Introduire des produits bio en restauration collective : une démarche de projet
Les étapes de cette démarche sont le fruit d'expériences réalisées et collectées sur le terrain et ont donc pu être vérifiées concrètement dans des situations quotidiennes. Elles tentent de tracer les grandes lignes de ce que peut être un projet d'établissement basé sur l'introduction des produits biologiques, en essayant au maximum de prévenir un gaspillage de temps, d'énergie et de produits. Les actions proposées ici se veulent donc progressives, durables et cohérentes, en permettant à chaque intervenant de maîtriser son activité.
1. Un projet global
Il est important d’impliquer le maximum d’acteurs (cuisiniers, parents d’élèves, gestionnaires, convives, filière bio, etc…) afin de voir ce que chacun peut apporter et faire en sorte que le projet soit vécu de manière collective et pluridisciplinaire.
2. Se renseigner sur la filière bio locale
Avec tout juste 2% de la surface agricole la filière bio ne peut répondre du jour au lendemain à l’ensemble des demandes. Ce premier contact, avec les relais régionaux ou les fournisseurs pressentis, permettra d’évaluer la capacité de l’offre locale : produits disponibles, tarifs, conditions, modalités et délais de livraison, planification des commandes sur le mois ou plus…
3. Evaluer ses besoins et ses capacités
Pour pouvoir intégrer aisément le projet dans le fonctionnement de l’établissement il convient d’identifier ses besoins et ses capacités : budget disponible, équipement de la cuisine (présence d’une légumerie, d’une éplucheuse, d’un four vapeur, etc.), attentes des convives, premiers produits que l’on souhaite introduire…
4. Apprendre à cuisiner les produits bio
Il s’agit de prendre connaissance des particularités de la production bio et des filières et d’appréhender les techniques de préparation spécifiques aux produits bio qui vous permettront de mieux maîtriser votre budget et votre approvisionnement.
5. Maîtriser les coûts
- Commencer par les aliments les moins chers et dont les caractéristiques peuvent se rapprocher de celles des produits classiques.
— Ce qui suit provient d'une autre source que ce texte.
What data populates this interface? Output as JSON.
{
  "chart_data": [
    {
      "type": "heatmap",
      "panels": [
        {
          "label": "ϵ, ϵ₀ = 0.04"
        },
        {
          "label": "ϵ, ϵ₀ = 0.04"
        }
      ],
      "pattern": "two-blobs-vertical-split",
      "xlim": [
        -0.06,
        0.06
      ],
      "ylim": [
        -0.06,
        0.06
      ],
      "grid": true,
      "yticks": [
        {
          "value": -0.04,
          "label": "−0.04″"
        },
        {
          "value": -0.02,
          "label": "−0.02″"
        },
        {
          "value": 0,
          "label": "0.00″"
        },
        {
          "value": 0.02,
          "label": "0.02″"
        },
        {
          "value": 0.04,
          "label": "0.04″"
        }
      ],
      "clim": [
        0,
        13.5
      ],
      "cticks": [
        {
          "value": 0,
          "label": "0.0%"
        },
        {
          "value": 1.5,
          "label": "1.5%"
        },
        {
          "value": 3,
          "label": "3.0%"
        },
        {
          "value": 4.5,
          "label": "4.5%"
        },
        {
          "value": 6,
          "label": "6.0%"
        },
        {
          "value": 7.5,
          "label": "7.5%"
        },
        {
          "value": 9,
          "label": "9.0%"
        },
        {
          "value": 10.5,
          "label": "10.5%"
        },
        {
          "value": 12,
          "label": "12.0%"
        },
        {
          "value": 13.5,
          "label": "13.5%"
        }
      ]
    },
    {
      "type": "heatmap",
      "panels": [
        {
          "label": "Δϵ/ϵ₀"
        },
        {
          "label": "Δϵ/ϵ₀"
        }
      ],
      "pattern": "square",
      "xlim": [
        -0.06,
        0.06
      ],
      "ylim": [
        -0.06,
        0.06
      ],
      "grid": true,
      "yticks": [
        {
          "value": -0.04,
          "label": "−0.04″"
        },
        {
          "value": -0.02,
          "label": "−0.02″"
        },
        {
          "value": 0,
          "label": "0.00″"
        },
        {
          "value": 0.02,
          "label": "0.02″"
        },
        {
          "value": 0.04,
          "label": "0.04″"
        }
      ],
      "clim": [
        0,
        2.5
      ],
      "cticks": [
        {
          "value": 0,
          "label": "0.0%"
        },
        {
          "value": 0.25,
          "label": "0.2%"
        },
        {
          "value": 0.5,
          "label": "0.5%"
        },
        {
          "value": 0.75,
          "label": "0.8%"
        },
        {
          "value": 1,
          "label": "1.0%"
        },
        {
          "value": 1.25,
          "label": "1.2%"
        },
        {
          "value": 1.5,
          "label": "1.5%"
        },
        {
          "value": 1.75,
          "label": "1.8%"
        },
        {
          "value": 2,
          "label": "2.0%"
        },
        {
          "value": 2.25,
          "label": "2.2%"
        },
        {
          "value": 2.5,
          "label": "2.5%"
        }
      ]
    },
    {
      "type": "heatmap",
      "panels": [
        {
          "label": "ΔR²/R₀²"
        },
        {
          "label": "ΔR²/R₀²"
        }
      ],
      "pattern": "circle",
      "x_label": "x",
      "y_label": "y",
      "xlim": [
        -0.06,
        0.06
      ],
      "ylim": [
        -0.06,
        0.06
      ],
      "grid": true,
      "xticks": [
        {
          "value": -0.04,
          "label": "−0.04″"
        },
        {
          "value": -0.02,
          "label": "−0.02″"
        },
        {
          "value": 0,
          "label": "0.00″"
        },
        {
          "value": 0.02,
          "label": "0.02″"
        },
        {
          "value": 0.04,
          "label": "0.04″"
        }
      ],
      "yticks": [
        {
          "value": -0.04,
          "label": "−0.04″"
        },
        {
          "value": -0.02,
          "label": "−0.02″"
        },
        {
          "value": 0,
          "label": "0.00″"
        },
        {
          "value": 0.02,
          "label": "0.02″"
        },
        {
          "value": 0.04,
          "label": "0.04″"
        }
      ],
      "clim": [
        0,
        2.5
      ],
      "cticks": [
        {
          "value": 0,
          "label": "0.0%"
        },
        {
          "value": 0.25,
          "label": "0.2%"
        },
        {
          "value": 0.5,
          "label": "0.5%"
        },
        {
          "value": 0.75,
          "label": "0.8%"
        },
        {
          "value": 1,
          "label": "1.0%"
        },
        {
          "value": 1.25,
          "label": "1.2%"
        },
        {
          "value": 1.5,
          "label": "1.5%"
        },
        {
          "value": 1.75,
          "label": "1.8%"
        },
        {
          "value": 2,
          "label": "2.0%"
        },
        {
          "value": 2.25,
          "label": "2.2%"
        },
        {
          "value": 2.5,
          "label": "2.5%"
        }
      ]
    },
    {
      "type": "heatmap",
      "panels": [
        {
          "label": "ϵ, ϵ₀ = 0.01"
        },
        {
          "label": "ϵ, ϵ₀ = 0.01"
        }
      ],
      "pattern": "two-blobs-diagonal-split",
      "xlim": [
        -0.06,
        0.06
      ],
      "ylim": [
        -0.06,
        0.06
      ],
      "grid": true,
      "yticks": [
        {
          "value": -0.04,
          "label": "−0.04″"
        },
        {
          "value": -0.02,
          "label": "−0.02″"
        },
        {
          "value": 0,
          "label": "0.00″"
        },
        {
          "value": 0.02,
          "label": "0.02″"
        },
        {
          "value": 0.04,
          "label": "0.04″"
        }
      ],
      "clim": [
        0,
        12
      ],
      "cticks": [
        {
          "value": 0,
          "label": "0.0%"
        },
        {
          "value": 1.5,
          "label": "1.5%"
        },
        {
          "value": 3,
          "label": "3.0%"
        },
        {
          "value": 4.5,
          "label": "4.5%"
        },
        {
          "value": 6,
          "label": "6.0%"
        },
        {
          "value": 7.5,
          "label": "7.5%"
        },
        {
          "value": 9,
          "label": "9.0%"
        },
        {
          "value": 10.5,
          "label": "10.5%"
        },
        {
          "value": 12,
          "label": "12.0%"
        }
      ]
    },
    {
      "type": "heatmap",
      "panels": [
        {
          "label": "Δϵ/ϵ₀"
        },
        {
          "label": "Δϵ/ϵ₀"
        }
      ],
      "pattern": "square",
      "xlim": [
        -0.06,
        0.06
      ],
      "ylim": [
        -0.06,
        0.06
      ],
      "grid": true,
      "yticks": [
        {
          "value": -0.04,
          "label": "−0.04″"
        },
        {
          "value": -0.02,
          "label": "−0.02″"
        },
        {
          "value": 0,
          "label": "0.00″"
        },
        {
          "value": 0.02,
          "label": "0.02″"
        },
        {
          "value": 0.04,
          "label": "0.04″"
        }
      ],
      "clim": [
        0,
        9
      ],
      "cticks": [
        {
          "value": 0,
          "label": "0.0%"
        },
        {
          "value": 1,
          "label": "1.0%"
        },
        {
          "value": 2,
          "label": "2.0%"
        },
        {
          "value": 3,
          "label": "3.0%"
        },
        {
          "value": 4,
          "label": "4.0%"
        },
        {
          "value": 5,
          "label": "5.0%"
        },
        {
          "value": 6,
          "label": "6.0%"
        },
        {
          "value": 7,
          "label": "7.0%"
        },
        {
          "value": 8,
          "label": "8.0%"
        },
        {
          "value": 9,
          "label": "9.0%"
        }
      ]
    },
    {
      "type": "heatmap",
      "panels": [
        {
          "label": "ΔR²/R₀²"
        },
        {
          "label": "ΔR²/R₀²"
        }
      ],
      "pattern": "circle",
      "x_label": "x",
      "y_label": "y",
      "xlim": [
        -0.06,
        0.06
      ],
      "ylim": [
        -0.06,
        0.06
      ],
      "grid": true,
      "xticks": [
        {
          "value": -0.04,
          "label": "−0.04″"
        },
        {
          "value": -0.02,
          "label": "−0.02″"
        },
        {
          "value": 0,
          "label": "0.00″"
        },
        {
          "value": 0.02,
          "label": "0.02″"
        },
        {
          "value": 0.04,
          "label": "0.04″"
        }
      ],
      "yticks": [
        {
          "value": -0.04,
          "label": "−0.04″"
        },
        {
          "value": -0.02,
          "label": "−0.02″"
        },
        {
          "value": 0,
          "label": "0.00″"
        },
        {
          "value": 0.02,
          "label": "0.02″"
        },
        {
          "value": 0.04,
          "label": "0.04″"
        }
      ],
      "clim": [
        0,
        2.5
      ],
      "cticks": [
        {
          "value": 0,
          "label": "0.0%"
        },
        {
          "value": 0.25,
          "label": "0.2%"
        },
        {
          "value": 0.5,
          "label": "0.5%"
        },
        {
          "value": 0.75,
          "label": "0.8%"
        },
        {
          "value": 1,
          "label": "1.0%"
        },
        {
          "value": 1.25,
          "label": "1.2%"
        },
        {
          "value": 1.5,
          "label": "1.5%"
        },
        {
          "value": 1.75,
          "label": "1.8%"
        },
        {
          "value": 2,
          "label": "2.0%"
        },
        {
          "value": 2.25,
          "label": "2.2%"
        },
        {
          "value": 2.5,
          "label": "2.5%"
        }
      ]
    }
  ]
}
- Travailler avec des fruits et légumes de saison : plus facilement disponibles, à maturité et moins chers.
- Valoriser les protéines d’origine végétale (céréales et légumineuses).
- Faire des repas à 4 composantes, au lieu de 5 habituellement servies.
- Proposer des portions de viande en accord avec les recommandations diététiques.
- Privilégier l’introduction de produits bruts (fruits et légumes)
6. Planifier l'introduction d'ingrédients et de repas réguliers
- Pour reconnecter la production à la consommation.
- Pour que la demande augmente en même temps que la production et favorise le développement de l’AB.
- Pour faciliter l’approvisionnement.
- Pour développer une relation de partenariat avec les fournisseurs. Pour plus de souplesse au niveau de la commande.
- Pour mieux maîtriser son budget en répartissant les produits bio tout au long de l’année.
- Pour pouvoir communiquer régulièrement et sur le long terme auprès des convives.
- Il est souhaitable de mettre en place dès le début du projet un calendrier d’introduction des produits bio qui sera mis en relation avec les prévisions des producteurs afin de planifier les récoltes, les abattages…
7. Accompagner l'arrivée des produits bio
Parce qu’une nouveauté (surtout dans l’alimentation) ne va pas de soi et qu’il convient aussi bien de l’expliquer que de la valoriser vous pouvez distinguer les produits biologiques des autres produits et mettre en valeur votre projet par :
- une signalétique appropriée
- un « coin bio »
- des tables «découverte»
- des animations pendant les temps de repas.